In both studies, surgery patients had an overall lowered risk of death, but an interesting finding in the Utah study shows that these patients were 58% more likely to die from other causes, such as suicide and accidents. The authors speculate that as people lose weight and become more active, they also become more prone to accidents, which may up their risk of death. Surgery patients may also have pre-existing psychological problems a history of abuse, perhaps that can't be resolved by losing weight. "There have been some studies reporting that following bariatric surgery, some individuals may be more prone to chemical dependency, such as increased alcohol use," says Adams. "There's some speculation that certain addictive behaviors that are in place before the surgery with food, for example are transferred to alcohol or another addictive behavior."
"Hopefully this research will stimulate additional evaluation of what the optimal approach is for evaluating candidates for this surgery," says Adams. "I think we should never lose track of the importance of individual evaluation of benefits and risks."
Last year, an estimated 177,600 patients underwent bariatric surgery, a figure that's likely to grow as Americans get fatter and fatter.
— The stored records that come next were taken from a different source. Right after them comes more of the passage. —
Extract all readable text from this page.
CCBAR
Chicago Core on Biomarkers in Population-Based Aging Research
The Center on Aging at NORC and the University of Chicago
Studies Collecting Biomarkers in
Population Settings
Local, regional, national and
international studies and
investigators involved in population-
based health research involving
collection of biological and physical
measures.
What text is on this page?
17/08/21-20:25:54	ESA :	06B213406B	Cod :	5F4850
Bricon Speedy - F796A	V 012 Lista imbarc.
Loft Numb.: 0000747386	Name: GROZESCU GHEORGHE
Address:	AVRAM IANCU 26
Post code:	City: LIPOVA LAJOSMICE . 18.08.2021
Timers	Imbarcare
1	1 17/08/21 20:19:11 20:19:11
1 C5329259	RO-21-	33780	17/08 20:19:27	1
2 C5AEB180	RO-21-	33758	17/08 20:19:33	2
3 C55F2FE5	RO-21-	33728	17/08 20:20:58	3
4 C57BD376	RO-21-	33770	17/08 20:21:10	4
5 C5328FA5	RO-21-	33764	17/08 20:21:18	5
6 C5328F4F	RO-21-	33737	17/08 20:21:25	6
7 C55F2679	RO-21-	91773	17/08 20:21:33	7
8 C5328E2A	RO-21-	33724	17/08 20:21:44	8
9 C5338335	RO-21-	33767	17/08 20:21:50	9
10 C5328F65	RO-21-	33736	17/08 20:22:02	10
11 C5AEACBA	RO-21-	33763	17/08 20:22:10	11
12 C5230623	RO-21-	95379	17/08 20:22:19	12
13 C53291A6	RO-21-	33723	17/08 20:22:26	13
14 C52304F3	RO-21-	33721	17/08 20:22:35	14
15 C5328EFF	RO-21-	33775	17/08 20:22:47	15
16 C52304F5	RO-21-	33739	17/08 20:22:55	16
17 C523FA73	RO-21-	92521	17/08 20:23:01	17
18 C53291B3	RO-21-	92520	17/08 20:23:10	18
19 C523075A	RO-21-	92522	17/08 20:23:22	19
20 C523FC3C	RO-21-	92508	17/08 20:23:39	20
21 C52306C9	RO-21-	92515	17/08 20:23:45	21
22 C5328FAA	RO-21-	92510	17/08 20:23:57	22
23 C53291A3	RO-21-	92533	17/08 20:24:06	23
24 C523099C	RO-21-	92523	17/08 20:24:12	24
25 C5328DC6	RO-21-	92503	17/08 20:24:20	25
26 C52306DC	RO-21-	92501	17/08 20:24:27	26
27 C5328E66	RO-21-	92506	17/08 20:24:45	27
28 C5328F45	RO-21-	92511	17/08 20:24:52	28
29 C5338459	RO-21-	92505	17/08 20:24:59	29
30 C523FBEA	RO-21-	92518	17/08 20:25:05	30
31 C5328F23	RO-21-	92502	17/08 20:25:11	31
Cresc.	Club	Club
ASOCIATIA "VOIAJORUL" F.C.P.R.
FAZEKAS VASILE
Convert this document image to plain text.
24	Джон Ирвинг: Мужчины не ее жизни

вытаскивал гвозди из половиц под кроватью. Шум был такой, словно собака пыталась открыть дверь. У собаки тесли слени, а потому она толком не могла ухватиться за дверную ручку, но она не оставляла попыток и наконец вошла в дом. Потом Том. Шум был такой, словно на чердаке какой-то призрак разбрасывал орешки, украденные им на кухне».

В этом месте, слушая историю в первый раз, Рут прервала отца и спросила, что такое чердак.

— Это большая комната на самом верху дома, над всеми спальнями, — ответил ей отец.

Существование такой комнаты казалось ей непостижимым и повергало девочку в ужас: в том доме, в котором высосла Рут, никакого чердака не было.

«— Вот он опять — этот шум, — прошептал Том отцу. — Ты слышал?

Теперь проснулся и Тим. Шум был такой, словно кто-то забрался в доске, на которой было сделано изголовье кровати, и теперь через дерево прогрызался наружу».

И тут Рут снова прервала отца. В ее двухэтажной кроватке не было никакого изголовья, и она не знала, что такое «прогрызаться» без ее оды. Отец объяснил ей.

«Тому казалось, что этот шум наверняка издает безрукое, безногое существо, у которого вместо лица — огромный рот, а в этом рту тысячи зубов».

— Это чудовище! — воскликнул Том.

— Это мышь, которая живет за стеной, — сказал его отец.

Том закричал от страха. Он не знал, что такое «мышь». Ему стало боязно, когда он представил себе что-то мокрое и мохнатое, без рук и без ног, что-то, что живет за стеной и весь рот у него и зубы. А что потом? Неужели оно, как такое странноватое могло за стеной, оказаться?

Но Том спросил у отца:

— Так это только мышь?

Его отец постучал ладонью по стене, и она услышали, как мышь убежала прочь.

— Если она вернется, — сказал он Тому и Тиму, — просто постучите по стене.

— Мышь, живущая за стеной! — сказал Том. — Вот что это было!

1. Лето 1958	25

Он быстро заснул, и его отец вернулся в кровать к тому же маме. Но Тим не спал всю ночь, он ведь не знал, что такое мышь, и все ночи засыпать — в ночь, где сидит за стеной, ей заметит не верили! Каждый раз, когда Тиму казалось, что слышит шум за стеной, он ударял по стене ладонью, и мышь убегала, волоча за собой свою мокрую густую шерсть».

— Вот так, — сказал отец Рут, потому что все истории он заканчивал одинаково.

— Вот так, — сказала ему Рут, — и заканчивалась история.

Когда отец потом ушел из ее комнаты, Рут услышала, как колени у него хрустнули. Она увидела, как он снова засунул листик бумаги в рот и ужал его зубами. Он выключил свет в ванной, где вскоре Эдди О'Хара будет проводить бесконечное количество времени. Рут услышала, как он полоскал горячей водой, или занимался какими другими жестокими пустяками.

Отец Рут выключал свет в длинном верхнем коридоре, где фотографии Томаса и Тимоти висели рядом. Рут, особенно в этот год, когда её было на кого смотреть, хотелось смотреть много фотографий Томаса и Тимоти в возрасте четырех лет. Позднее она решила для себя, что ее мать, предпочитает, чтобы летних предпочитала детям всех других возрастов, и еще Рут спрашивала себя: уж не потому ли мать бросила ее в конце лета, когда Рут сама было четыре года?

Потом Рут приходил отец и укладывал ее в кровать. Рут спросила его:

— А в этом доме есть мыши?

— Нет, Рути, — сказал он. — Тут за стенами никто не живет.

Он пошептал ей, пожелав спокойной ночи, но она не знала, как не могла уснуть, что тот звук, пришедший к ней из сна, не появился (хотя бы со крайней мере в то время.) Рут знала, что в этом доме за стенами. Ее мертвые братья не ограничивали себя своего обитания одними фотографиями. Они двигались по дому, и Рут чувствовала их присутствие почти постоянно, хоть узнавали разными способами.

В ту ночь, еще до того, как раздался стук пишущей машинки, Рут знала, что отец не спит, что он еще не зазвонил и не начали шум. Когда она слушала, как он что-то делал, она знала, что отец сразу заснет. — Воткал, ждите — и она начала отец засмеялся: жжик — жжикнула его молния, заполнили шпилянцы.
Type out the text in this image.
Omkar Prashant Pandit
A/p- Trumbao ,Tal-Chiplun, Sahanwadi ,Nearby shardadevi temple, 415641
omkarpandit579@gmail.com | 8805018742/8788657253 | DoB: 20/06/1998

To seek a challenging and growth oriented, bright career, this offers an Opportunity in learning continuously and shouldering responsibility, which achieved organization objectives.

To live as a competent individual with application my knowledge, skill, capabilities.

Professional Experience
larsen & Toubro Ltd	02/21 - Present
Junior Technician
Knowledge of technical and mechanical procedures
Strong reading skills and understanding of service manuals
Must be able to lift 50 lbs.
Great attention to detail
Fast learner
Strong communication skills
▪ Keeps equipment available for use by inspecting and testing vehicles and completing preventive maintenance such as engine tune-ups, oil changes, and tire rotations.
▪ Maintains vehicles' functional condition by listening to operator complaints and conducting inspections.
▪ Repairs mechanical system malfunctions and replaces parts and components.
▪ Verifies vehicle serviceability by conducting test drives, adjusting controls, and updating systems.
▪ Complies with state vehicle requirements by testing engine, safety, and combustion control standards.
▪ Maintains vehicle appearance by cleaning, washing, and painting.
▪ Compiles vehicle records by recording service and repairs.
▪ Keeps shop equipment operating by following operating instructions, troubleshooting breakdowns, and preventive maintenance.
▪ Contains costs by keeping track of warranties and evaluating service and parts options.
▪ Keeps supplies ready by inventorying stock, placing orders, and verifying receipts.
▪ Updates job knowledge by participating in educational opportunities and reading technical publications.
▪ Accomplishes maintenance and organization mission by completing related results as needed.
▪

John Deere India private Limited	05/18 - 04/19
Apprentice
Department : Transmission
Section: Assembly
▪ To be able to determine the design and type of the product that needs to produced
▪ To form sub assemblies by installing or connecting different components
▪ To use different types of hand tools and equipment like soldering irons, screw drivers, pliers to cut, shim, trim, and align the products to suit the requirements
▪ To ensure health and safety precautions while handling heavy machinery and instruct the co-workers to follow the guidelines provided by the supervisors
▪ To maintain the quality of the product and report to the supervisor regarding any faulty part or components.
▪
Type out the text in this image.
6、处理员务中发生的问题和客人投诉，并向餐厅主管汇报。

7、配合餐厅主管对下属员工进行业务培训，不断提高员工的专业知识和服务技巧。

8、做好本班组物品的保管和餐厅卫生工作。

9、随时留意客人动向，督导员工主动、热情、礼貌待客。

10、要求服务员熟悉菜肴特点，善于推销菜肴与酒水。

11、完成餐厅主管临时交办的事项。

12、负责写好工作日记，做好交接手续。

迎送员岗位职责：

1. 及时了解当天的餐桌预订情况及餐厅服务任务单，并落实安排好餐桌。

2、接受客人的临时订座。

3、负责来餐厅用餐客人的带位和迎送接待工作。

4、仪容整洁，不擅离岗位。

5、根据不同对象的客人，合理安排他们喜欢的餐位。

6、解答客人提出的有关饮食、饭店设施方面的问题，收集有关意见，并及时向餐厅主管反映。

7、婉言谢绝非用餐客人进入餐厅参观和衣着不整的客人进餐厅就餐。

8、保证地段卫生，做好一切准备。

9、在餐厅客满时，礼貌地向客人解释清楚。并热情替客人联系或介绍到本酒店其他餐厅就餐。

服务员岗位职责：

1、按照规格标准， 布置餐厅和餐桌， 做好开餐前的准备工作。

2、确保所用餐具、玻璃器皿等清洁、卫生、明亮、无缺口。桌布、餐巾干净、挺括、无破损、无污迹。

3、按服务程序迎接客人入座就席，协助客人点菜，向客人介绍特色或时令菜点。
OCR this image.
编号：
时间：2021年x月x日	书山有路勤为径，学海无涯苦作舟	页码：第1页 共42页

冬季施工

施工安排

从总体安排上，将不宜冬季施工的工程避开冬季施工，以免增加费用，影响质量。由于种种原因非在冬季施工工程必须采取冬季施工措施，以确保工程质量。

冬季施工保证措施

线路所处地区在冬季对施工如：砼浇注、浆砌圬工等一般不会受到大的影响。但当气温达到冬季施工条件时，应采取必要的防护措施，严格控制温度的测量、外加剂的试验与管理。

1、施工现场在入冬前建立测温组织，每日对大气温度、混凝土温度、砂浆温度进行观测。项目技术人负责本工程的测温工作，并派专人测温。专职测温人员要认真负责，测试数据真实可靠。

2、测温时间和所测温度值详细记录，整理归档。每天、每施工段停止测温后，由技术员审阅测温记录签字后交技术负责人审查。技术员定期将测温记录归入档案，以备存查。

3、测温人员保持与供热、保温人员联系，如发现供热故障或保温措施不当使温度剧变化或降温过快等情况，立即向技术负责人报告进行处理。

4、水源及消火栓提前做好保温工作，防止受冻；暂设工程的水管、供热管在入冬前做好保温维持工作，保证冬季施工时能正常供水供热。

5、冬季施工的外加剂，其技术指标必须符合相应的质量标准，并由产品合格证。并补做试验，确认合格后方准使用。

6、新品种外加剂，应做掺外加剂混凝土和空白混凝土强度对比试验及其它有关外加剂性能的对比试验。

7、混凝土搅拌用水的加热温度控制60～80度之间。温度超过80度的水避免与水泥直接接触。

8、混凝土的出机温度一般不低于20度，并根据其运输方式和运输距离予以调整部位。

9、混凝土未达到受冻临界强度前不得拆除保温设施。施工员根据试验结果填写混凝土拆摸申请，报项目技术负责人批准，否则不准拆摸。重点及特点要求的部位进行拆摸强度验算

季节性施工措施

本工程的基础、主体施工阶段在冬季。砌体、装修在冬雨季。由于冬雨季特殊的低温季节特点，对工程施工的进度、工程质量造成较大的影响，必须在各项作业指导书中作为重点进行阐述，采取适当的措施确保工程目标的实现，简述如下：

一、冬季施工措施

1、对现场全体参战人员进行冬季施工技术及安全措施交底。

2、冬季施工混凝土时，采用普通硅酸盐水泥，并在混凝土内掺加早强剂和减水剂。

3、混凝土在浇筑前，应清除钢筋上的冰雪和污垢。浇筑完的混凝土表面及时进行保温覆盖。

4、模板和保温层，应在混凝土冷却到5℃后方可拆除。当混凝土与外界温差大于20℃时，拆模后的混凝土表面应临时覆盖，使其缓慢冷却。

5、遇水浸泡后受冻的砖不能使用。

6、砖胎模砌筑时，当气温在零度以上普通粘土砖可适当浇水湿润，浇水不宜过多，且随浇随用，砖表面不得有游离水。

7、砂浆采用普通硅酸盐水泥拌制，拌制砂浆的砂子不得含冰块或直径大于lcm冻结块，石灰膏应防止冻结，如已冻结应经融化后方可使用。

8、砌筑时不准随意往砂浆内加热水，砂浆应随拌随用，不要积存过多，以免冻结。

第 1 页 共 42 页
Though modern surgery techniques have become more sophisticated, less invasive and safer than in the past, the bariatric procedure still carries all the risks of any other operation. Patients have a .5% to 1% chance of death. The risk of gallstones goes up. Sometimes a second surgery is necessary. And all patients must be careful to make up for vitamin and mineral deficiencies. The surgery isn't for everyone; current guidelines recommend it as a last resort, only for the morbidly obese who have a BMI of 40 and higher, or for the obese with a BMI of 35 and higher plus a serious weight-related illness like diabetes or hypertension.